Ainsi, concrètement, en témoigne le cahier des doléances de Colmar (68) :

« Les prises de rendez-vous sont désormais faites par Internet dans des conditions contestables : ouverture du site aux petites heures du matin, manque de créneaux proposés. Ce procédé rend invisible la file d’attente qu’on constatait autrefois devant les préfectures, mais ne réduit pas le délai d’attente. »

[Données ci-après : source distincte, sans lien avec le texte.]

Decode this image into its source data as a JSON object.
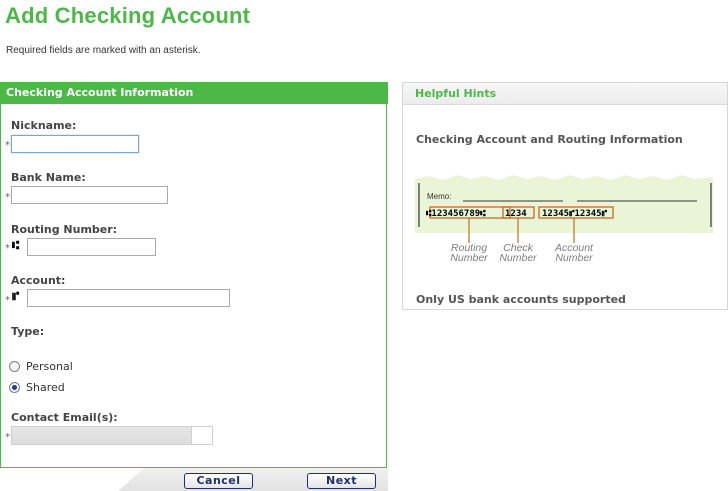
{
  "page": {
    "title": "Add Checking Account",
    "required_note": "Required fields are marked with an asterisk."
  },
  "form": {
    "header": "Checking Account Information",
    "required_mark": "*",
    "fields": {
      "nickname": {
        "label": "Nickname:",
        "value": ""
      },
      "bank_name": {
        "label": "Bank Name:",
        "value": ""
      },
      "routing_number": {
        "label": "Routing Number:",
        "value": "",
        "micr_symbol": "⑆"
      },
      "account": {
        "label": "Account:",
        "value": "",
        "micr_symbol": "⑈"
      },
      "type": {
        "label": "Type:",
        "options": [
          "Personal",
          "Shared"
        ],
        "selected": "Shared"
      },
      "contact_emails": {
        "label": "Contact Email(s):",
        "value": ""
      }
    },
    "buttons": {
      "cancel": "Cancel",
      "next": "Next"
    }
  },
  "hints": {
    "header": "Helpful Hints",
    "subtitle": "Checking Account and Routing Information",
    "check_image": {
      "memo_label": "Memo:",
      "routing_micr": "⑆123456789⑆",
      "check_micr": "1234",
      "account_micr": "12345⑈12345⑈",
      "captions": {
        "routing": [
          "Routing",
          "Number"
        ],
        "check": [
          "Check",
          "Number"
        ],
        "account": [
          "Account",
          "Number"
        ]
      }
    },
    "footer": "Only US bank accounts supported"
  },
  "colors": {
    "accent_green": "#4cb848",
    "button_navy": "#1f2f6b",
    "check_paper": "#eaf5d8",
    "check_highlight": "#c96a1e"
  }
}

On peut y voir la mise en place, intentionnelle ou non, d’un mécanisme qui tend à décourager les gens. Il les dissuade de demander le titre de séjour, mais aussi de demander des aides à la CAF : toujours selon l’étude du CSA, 19 % des Français renoncent à accéder à des prestations auxquels ils et elles ont droit, par manque d’information ou par découragement. C’est ce qu’on appelle le « non-recours aux droits ». Ainsi, la dématérialisation des rapports sociaux entretient et aggrave l’exclusion sociale, et la dématérialisation des services publics aboutit à une situation où, au lieu d’améliorer et de « simplifier » l’accès à l’administration, ce recours systématique et a-critique aux outils numériques de la part de l’État et des entreprises prestataires de services de base, mène à une situation véritablement préoccupante où une partie grandissante des citoyen·nes et personnes vivant, travaillant, faisant société sur le territoire sont dépossédé·es de plus en plus de leurs droits.